25 novembre 2020 - par Mathilde Albert

Image décorative.

« Désastre écologique », « compte à rebours », « choc climatique » … Les mots de la crise sont souvent anxiogènes. Mais sont-ils efficaces pour nous inciter à agir ? Cette semaine, on fait le point avec vous sur la puissance du langage !

Gare à l’éco-anxiété 

Un réchauffement climatique de +3°C d’ici 2050. Une montée des eaux qui dépassera 2,4 mètres avant la fin du siècle. 1 million d’espèces menacées de disparition. « Notre maison brûle et nous regardons ailleurs » disait Jacques Chirac au sommet de la Terre en 2002. « Nous sommes au milieu de la 6e extinction de masse » affirmait Greta Thunberg devant le Parlement européen en avril 2019. Tous deux ont raison de tirer la sonnette d’alarme. Mais faut-il le dire de cette manière ?

Ces effets d’annonces créent chez certaines personnes une véritable « souffrance morale face à la destruction de la planète et de la biodiversité » analyse Alice Desbiolle, médecin spécialisée en santé environnementale. Fonte des glaces, pollution des océans, catastrophes naturelles… Chez ces nouveaux « dépressifs climatiques », le sentiment d’impuissance fait des ravages. Mais pour une majorité de gens, le discours catastrophiste produit aussi des effets radicalement différents : peur paralysante, fuite ou déni. Pas de quoi révolutionner la lutte contre le réchauffement climatique.

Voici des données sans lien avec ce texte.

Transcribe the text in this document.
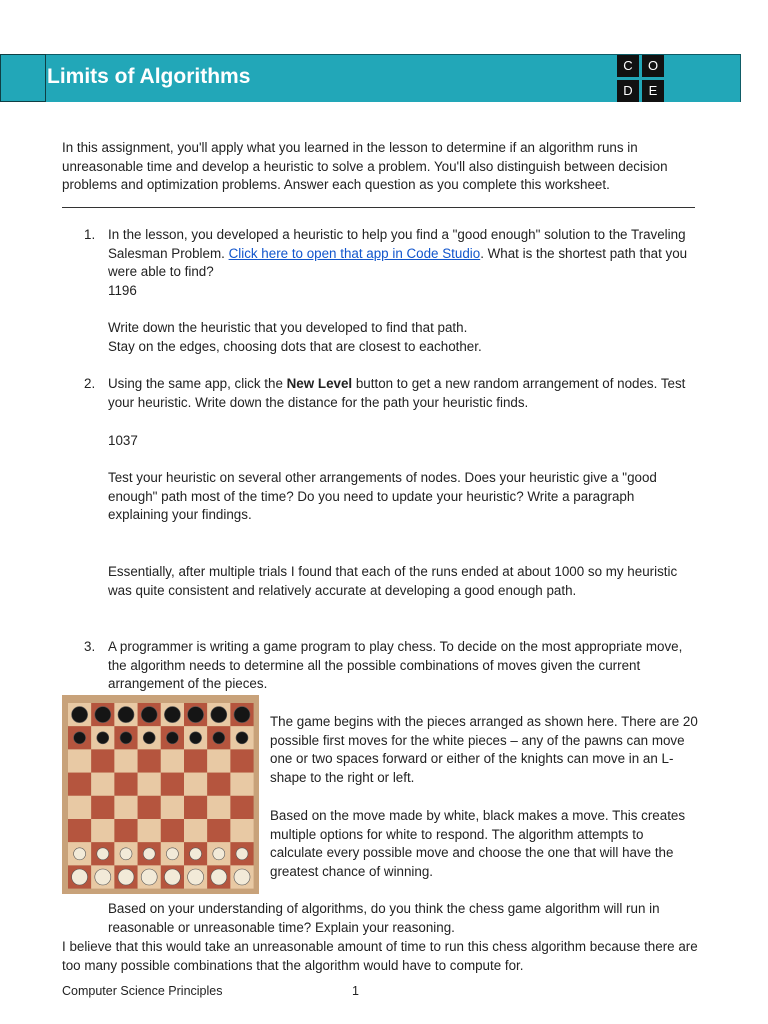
Limits of Algorithms	C	O
D	E

In this assignment, you'll apply what you learned in the lesson to determine if an algorithm runs in unreasonable time and develop a heuristic to solve a problem. You'll also distinguish between decision problems and optimization problems. Answer each question as you complete this worksheet.

1. In the lesson, you developed a heuristic to help you find a "good enough" solution to the Traveling Salesman Problem. Click here to open that app in Code Studio. What is the shortest path that you were able to find?

1196

Write down the heuristic that you developed to find that path.

Stay on the edges, choosing dots that are closest to eachother.

2. Using the same app, click the New Level button to get a new random arrangement of nodes. Test your heuristic. Write down the distance for the path your heuristic finds.

1037

Test your heuristic on several other arrangements of nodes. Does your heuristic give a "good enough" path most of the time? Do you need to update your heuristic? Write a paragraph explaining your findings.

Essentially, after multiple trials I found that each of the runs ended at about 1000 so my heuristic was quite consistent and relatively accurate at developing a good enough path.

3. A programmer is writing a game program to play chess. To decide on the most appropriate move, the algorithm needs to determine all the possible combinations of moves given the current arrangement of the pieces.

The game begins with the pieces arranged as shown here. There are 20 possible first moves for the white pieces – any of the pawns can move one or two spaces forward or either of the knights can move in an L-shape to the right or left.

Based on the move made by white, black makes a move. This creates multiple options for white to respond. The algorithm attempts to calculate every possible move and choose the one that will have the greatest chance of winning.

Based on your understanding of algorithms, do you think the chess game algorithm will run in reasonable or unreasonable time? Explain your reasoning.

I believe that this would take an unreasonable amount of time to run this chess algorithm because there are too many possible combinations that the algorithm would have to compute for.

Computer Science Principles	1
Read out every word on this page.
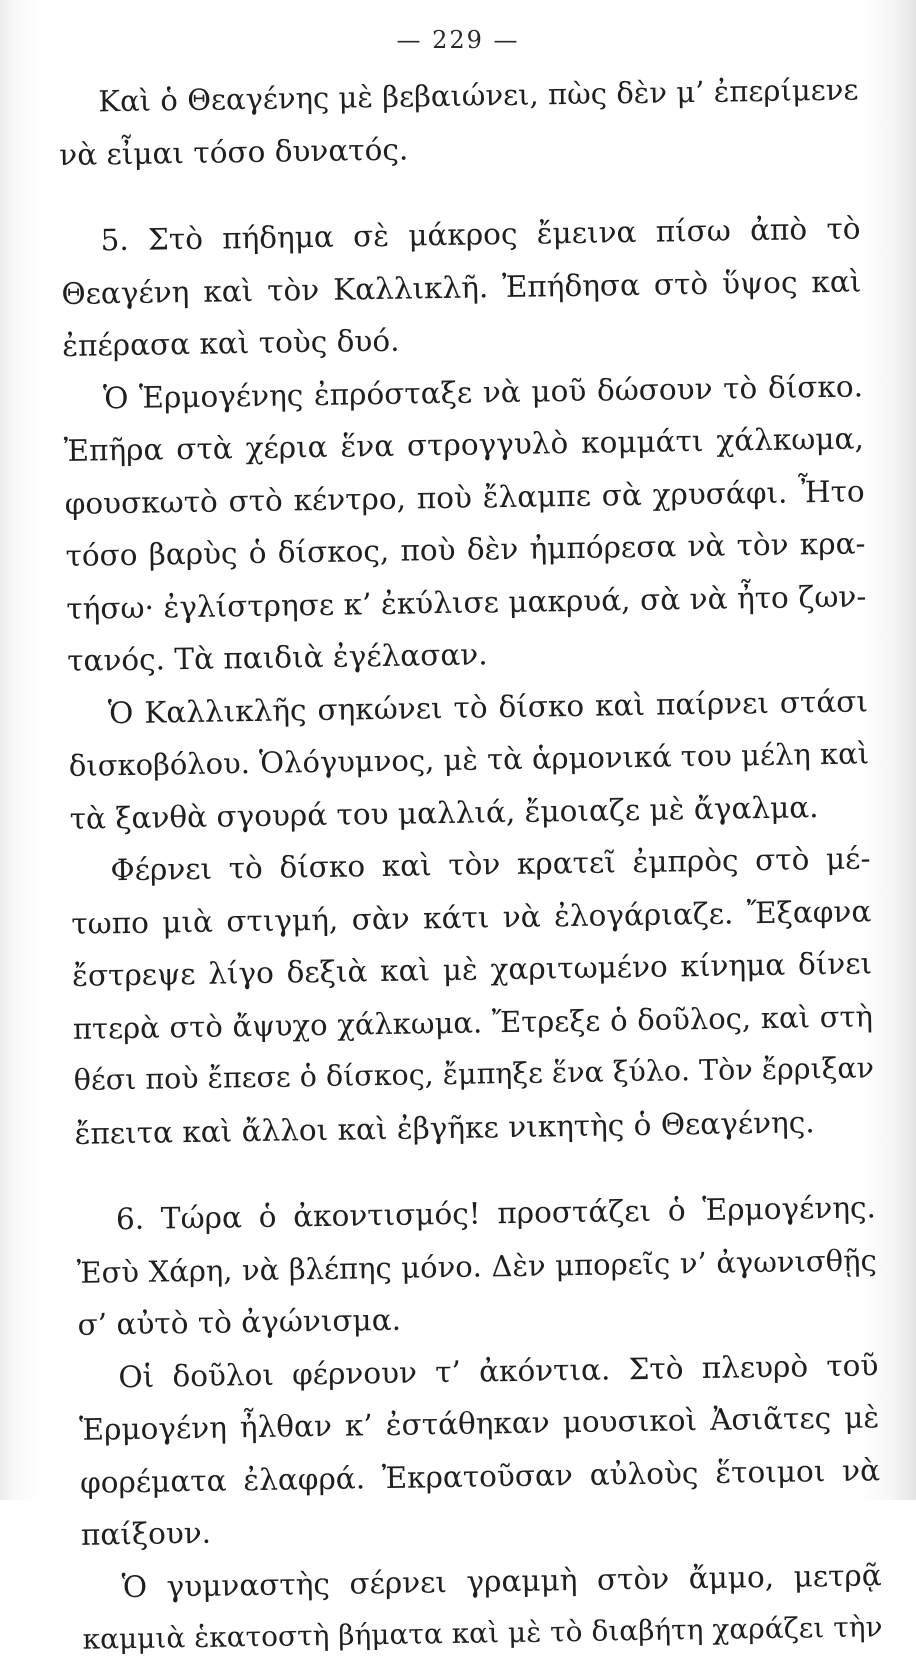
— 229 —
Καὶ ὁ Θεαγένης μὲ βεβαιώνει, πὼς δὲν μ’ ἐπερίμενε
νὰ εἶμαι τόσο δυνατός.
5. Στὸ πήδημα σὲ μάκρος ἔμεινα πίσω ἀπὸ τὸ
Θεαγένη καὶ τὸν Καλλικλῆ. Ἐπήδησα στὸ ὕψος καὶ
ἐπέρασα καὶ τοὺς δυό.
Ὁ Ἑρμογένης ἐπρόσταξε νὰ μοῦ δώσουν τὸ δίσκο.
Ἐπῆρα στὰ χέρια ἕνα στρογγυλὸ κομμάτι χάλκωμα,
φουσκωτὸ στὸ κέντρο, ποὺ ἔλαμπε σὰ χρυσάφι. Ἦτο
τόσο βαρὺς ὁ δίσκος, ποὺ δὲν ἠμπόρεσα νὰ τὸν κρα-
τήσω· ἐγλίστρησε κ’ ἐκύλισε μακρυά, σὰ νὰ ἦτο ζων-
τανός. Τὰ παιδιὰ ἐγέλασαν.
Ὁ Καλλικλῆς σηκώνει τὸ δίσκο καὶ παίρνει στάσι
δισκοβόλου. Ὁλόγυμνος, μὲ τὰ ἁρμονικά του μέλη καὶ
τὰ ξανθὰ σγουρά του μαλλιά, ἔμοιαζε μὲ ἄγαλμα.
Φέρνει τὸ δίσκο καὶ τὸν κρατεῖ ἐμπρὸς στὸ μέ-
τωπο μιὰ στιγμή, σὰν κάτι νὰ ἐλογάριαζε. Ἔξαφνα
ἔστρεψε λίγο δεξιὰ καὶ μὲ χαριτωμένο κίνημα δίνει
πτερὰ στὸ ἄψυχο χάλκωμα. Ἔτρεξε ὁ δοῦλος, καὶ στὴ
θέσι ποὺ ἔπεσε ὁ δίσκος, ἔμπηξε ἕνα ξύλο. Τὸν ἔρριξαν
ἔπειτα καὶ ἄλλοι καὶ ἐβγῆκε νικητὴς ὁ Θεαγένης.
6. Τώρα ὁ ἀκοντισμός! προστάζει ὁ Ἑρμογένης.
Ἐσὺ Χάρη, νὰ βλέπης μόνο. Δὲν μπορεῖς ν’ ἀγωνισθῇς
σ’ αὐτὸ τὸ ἀγώνισμα.
Οἱ δοῦλοι φέρνουν τ’ ἀκόντια. Στὸ πλευρὸ τοῦ
Ἑρμογένη ἦλθαν κ’ ἐστάθηκαν μουσικοὶ Ἀσιᾶτες μὲ
φορέματα ἐλαφρά. Ἐκρατοῦσαν αὐλοὺς ἕτοιμοι νὰ
παίξουν.
Ὁ γυμναστὴς σέρνει γραμμὴ στὸν ἄμμο, μετρᾷ
καμμιὰ ἑκατοστὴ βήματα καὶ μὲ τὸ διαβήτη χαράζει τὴν
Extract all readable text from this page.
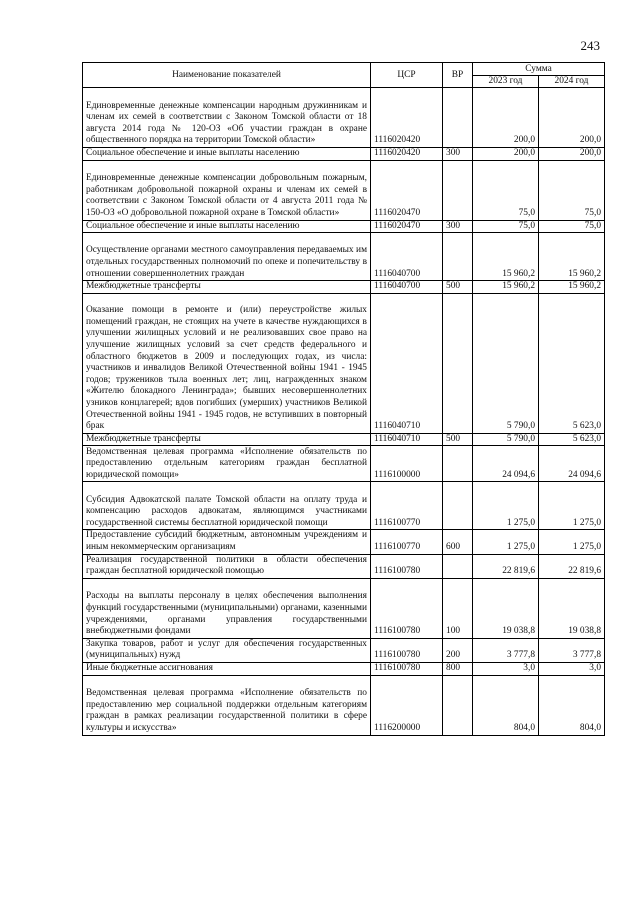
243
Наименование показателей	ЦСР	ВР	Сумма	
			2023 год	2024 год
Единовременные денежные компенсации народным дружинникам и членам их семей в соответствии с Законом Томской области от 18 августа 2014 года № 120-ОЗ «Об участии граждан в охране общественного порядка на территории Томской области»	1116020420		200,0	200,0
Социальное обеспечение и иные выплаты населению	1116020420	300	200,0	200,0
Единовременные денежные компенсации добровольным пожарным, работникам добровольной пожарной охраны и членам их семей в соответствии с Законом Томской области от 4 августа 2011 года № 150-ОЗ «О добровольной пожарной охране в Томской области»	1116020470		75,0	75,0
Социальное обеспечение и иные выплаты населению	1116020470	300	75,0	75,0
Осуществление органами местного самоуправления передаваемых им отдельных государственных полномочий по опеке и попечительству в отношении совершеннолетних граждан	1116040700		15 960,2	15 960,2
Межбюджетные трансферты	1116040700	500	15 960,2	15 960,2
Оказание помощи в ремонте и (или) переустройстве жилых помещений граждан, не стоящих на учете в качестве нуждающихся в улучшении жилищных условий и не реализовавших свое право на улучшение жилищных условий за счет средств федерального и областного бюджетов в 2009 и последующих годах, из числа: участников и инвалидов Великой Отечественной войны 1941 - 1945 годов; тружеников тыла военных лет; лиц, награжденных знаком «Жителю блокадного Ленинграда»; бывших несовершеннолетних узников концлагерей; вдов погибших (умерших) участников Великой Отечественной войны 1941 - 1945 годов, не вступивших в повторный брак	1116040710		5 790,0	5 623,0
Межбюджетные трансферты	1116040710	500	5 790,0	5 623,0
Ведомственная целевая программа «Исполнение обязательств по предоставлению отдельным категориям граждан бесплатной юридической помощи»	1116100000		24 094,6	24 094,6
Субсидия Адвокатской палате Томской области на оплату труда и компенсацию расходов адвокатам, являющимся участниками государственной системы бесплатной юридической помощи	1116100770		1 275,0	1 275,0
Предоставление субсидий бюджетным, автономным учреждениям и иным некоммерческим организациям	1116100770	600	1 275,0	1 275,0
Реализация государственной политики в области обеспечения граждан бесплатной юридической помощью	1116100780		22 819,6	22 819,6
Расходы на выплаты персоналу в целях обеспечения выполнения функций государственными (муниципальными) органами, казенными учреждениями, органами управления государственными внебюджетными фондами	1116100780	100	19 038,8	19 038,8
Закупка товаров, работ и услуг для обеспечения государственных (муниципальных) нужд	1116100780	200	3 777,8	3 777,8
Иные бюджетные ассигнования	1116100780	800	3,0	3,0
Ведомственная целевая программа «Исполнение обязательств по предоставлению мер социальной поддержки отдельным категориям граждан в рамках реализации государственной политики в сфере культуры и искусства»	1116200000		804,0	804,0
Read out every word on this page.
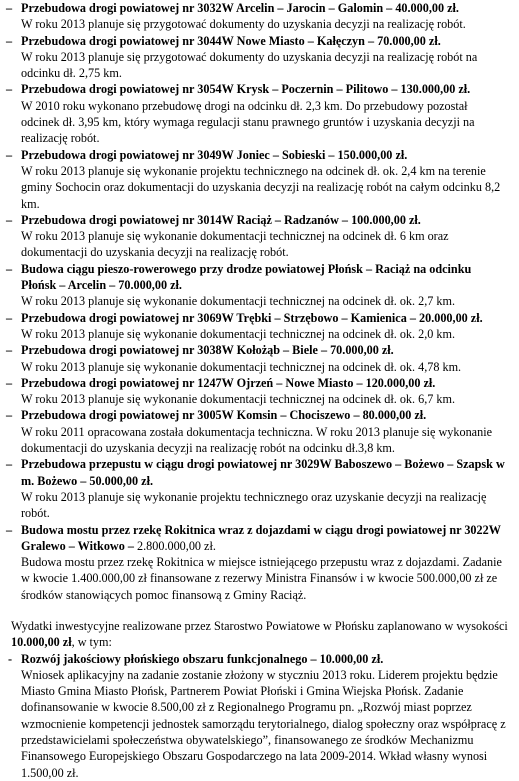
– Przebudowa drogi powiatowej nr 3032W Arcelin – Jarocin – Galomin – 40.000,00 zł.
W roku 2013 planuje się przygotować dokumenty do uzyskania decyzji na realizację robót.
– Przebudowa drogi powiatowej nr 3044W Nowe Miasto – Kałęczyn – 70.000,00 zł.
W roku 2013 planuje się przygotować dokumenty do uzyskania decyzji na realizację robót na odcinku dł. 2,75 km.
– Przebudowa drogi powiatowej nr 3054W Krysk – Poczernin – Pilitowo – 130.000,00 zł.
W 2010 roku wykonano przebudowę drogi na odcinku dł. 2,3 km. Do przebudowy pozostał odcinek dł. 3,95 km, który wymaga regulacji stanu prawnego gruntów i uzyskania decyzji na realizację robót.
– Przebudowa drogi powiatowej nr 3049W Joniec – Sobieski – 150.000,00 zł.
W roku 2013 planuje się wykonanie projektu technicznego na odcinek dł. ok. 2,4 km na terenie gminy Sochocin oraz dokumentacji do uzyskania decyzji na realizację robót na całym odcinku 8,2 km.
– Przebudowa drogi powiatowej nr 3014W Raciąż – Radzanów – 100.000,00 zł.
W roku 2013 planuje się wykonanie dokumentacji technicznej na odcinek dł. 6 km oraz dokumentacji do uzyskania decyzji na realizację robót.
– Budowa ciągu pieszo-rowerowego przy drodze powiatowej Płońsk – Raciąż na odcinku Płońsk – Arcelin – 70.000,00 zł.
W roku 2013 planuje się wykonanie dokumentacji technicznej na odcinek dł. ok. 2,7 km.
– Przebudowa drogi powiatowej nr 3069W Trębki – Strzębowo – Kamienica – 20.000,00 zł.
W roku 2013 planuje się wykonanie dokumentacji technicznej na odcinek dł. ok. 2,0 km.
– Przebudowa drogi powiatowej nr 3038W Kołożąb – Biele – 70.000,00 zł.
W roku 2013 planuje się wykonanie dokumentacji technicznej na odcinek dł. ok. 4,78 km.
– Przebudowa drogi powiatowej nr 1247W Ojrzeń – Nowe Miasto – 120.000,00 zł.
W roku 2013 planuje się wykonanie dokumentacji technicznej na odcinek dł. ok. 6,7 km.
– Przebudowa drogi powiatowej nr 3005W Komsin – Chociszewo – 80.000,00 zł.
W roku 2011 opracowana została dokumentacja techniczna. W roku 2013 planuje się wykonanie dokumentacji do uzyskania decyzji na realizację robót na odcinku dł.3,8 km.
– Przebudowa przepustu w ciągu drogi powiatowej nr 3029W Baboszewo – Bożewo – Szapsk w m. Bożewo – 50.000,00 zł.
W roku 2013 planuje się wykonanie projektu technicznego oraz uzyskanie decyzji na realizację robót.
– Budowa mostu przez rzekę Rokitnica wraz z dojazdami w ciągu drogi powiatowej nr 3022W Gralewo – Witkowo – 2.800.000,00 zł.
Budowa mostu przez rzekę Rokitnica w miejsce istniejącego przepustu wraz z dojazdami. Zadanie w kwocie 1.400.000,00 zł finansowane z rezerwy Ministra Finansów i w kwocie 500.000,00 zł ze środków stanowiących pomoc finansową z Gminy Raciąż.
Wydatki inwestycyjne realizowane przez Starostwo Powiatowe w Płońsku zaplanowano w wysokości 10.000,00 zł, w tym:
- Rozwój jakościowy płońskiego obszaru funkcjonalnego – 10.000,00 zł.
Wniosek aplikacyjny na zadanie zostanie złożony w styczniu 2013 roku. Liderem projektu będzie Miasto Gmina Miasto Płońsk, Partnerem Powiat Płoński i Gmina Wiejska Płońsk. Zadanie dofinansowanie w kwocie 8.500,00 zł z Regionalnego Programu pn. „Rozwój miast poprzez wzmocnienie kompetencji jednostek samorządu terytorialnego, dialog społeczny oraz współpracę z przedstawicielami społeczeństwa obywatelskiego”, finansowanego ze środków Mechanizmu Finansowego Europejskiego Obszaru Gospodarczego na lata 2009-2014. Wkład własny wynosi 1.500,00 zł.
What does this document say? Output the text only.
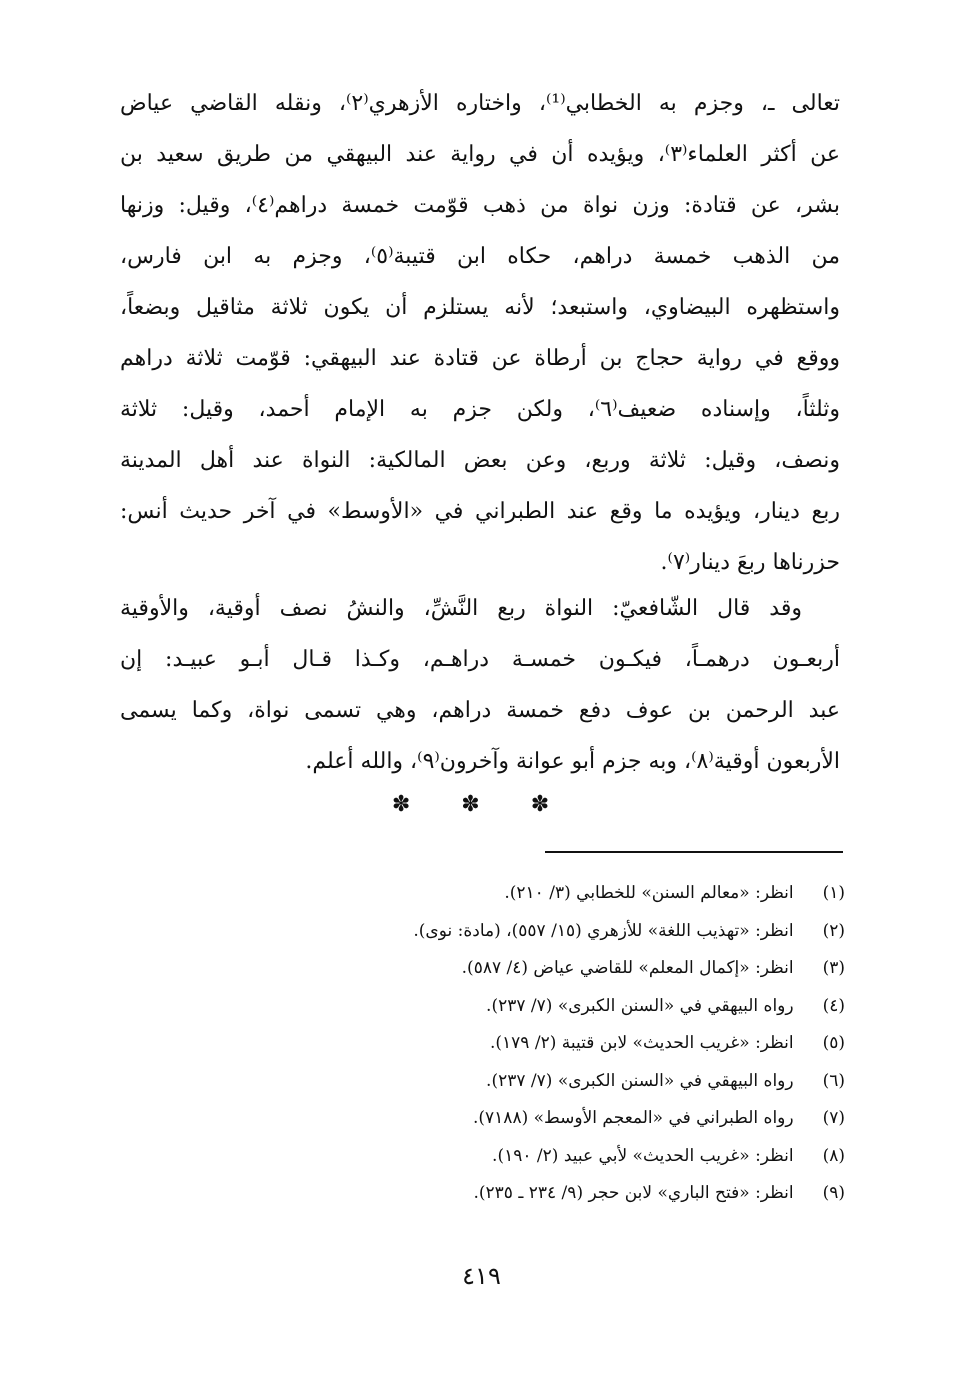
تعالى ـ، وجزم به الخطابي⁽¹⁾، واختاره الأزهري⁽٢⁾، ونقله القاضي عياض
عن أكثر العلماء⁽٣⁾، ويؤيده أن في رواية عند البيهقي من طريق سعيد بن
بشر، عن قتادة: وزن نواة من ذهب قوّمت خمسة دراهم⁽٤⁾، وقيل: وزنها
من الذهب خمسة دراهم، حكاه ابن قتيبة⁽٥⁾، وجزم به ابن فارس،
واستظهره البيضاوي، واستبعد؛ لأنه يستلزم أن يكون ثلاثة مثاقيل وبضعاً،
ووقع في رواية حجاج بن أرطاة عن قتادة عند البيهقي: قوّمت ثلاثة دراهم
وثلثاً، وإسناده ضعيف⁽٦⁾، ولكن جزم به الإمام أحمد، وقيل: ثلاثة
ونصف، وقيل: ثلاثة وربع، وعن بعض المالكية: النواة عند أهل المدينة
ربع دينار، ويؤيده ما وقع عند الطبراني في «الأوسط» في آخر حديث أنس:
حزرناها ربعَ دينار⁽٧⁾.
وقد قال الشّافعيّ: النواة ربع النَّشِّ، والنشُ نصف أوقية، والأوقية
أربعـون درهمـاً، فيكـون خمسـة دراهـم، وكـذا قـال أبـو عبيـد: إن
عبد الرحمن بن عوف دفع خمسة دراهم، وهي تسمى نواة، وكما يسمى
الأربعون أوقية⁽٨⁾، وبه جزم أبو عوانة وآخرون⁽٩⁾، والله أعلم.
✽ ✽ ✽
(١) انظر: «معالم السنن» للخطابي (٣/ ٢١٠).
(٢) انظر: «تهذيب اللغة» للأزهري (١٥/ ٥٥٧)، (مادة: نوى).
(٣) انظر: «إكمال المعلم» للقاضي عياض (٤/ ٥٨٧).
(٤) رواه البيهقي في «السنن الكبرى» (٧/ ٢٣٧).
(٥) انظر: «غريب الحديث» لابن قتيبة (٢/ ١٧٩).
(٦) رواه البيهقي في «السنن الكبرى» (٧/ ٢٣٧).
(٧) رواه الطبراني في «المعجم الأوسط» (٧١٨٨).
(٨) انظر: «غريب الحديث» لأبي عبيد (٢/ ١٩٠).
(٩) انظر: «فتح الباري» لابن حجر (٩/ ٢٣٤ ـ ٢٣٥).
٤١٩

La société serait-elle schizophrène ? 

C’est une vraie question. Aujourd’hui, tout le monde (ou presque) a conscience de l’impact de ses pratiques polluantes sur la planète. Mais qu’il est dur de rompre définitivement avec ses habitudes les plus ancrées ! Accumulation de biens, usage excessif du smartphone, achat d’un SUV, déplacements en avion… Parce qu’ils sont familiers, ces réflexes sont rassurants. 

Pour Sébastien Bohler, docteur en neurosciences, tout part du cerveau humain. Dans son essai « Le bug humain » paru en 2019, il explique pourquoi notre cerveau refuse d’être écolo. « Le cerveau est l’objet le plus complexe de l’univers. C’est la prochaine « terra incognita ». […] On n’aurait jamais réussi à détruire le monde sans cette intelligence incroyable » souligne-t-il dans son ouvrage.

Ce qui provoque son aveuglement face à la réalité climatique ? Le striatum, cette partie de notre cerveau consacrée à la recherche du plaisir immédiat : consommer ou se reproduire par exemple (des actions très utiles pour la survie). Sauf que cela se retourne contre nous en nous empêchant aujourd’hui de penser sur le long terme. Nous sommes programmés pour penser au présent. Les dangers qui pointent à l’horizon sont inquiétants, mais pas assez « concrets » pour nous pousser à l’action. Et c’est là que le langage peut changer la donne. 

Le langage, nouvelle baguette magique ?

« Pour réduire la consommation de viande, être végétarien n’est pas la solution ». Derrière cette accroche provocatrice, Clément Fournier, rédacteur en chef de Youmatter, nous explique que c’est le terme « végétarien » qui pose problème. « En systématisant le refus de la viande ou du poisson, le régime végétarien est apparu à beaucoup de consommateurs comme un régime contraignant et restrictif ». Il équivaut à un changement drastique, définitif, aliénant… Un vrai repoussoir quoi ! Une étude de psychologie comportementale menée par la London School of Economics a d’ailleurs confronté des consommateurs à différents menus de restaurants avec exactement les mêmes plats, mais des intitulés qui changent. « Ce que les chercheurs ont constaté, c’est que les consommateurs évitent la plupart du temps les plats labellisés végétariens ». Tout en les mangeant bien volontiers sous un autre nom. Alors, si on changeait l’intitulé du menu nous aussi ?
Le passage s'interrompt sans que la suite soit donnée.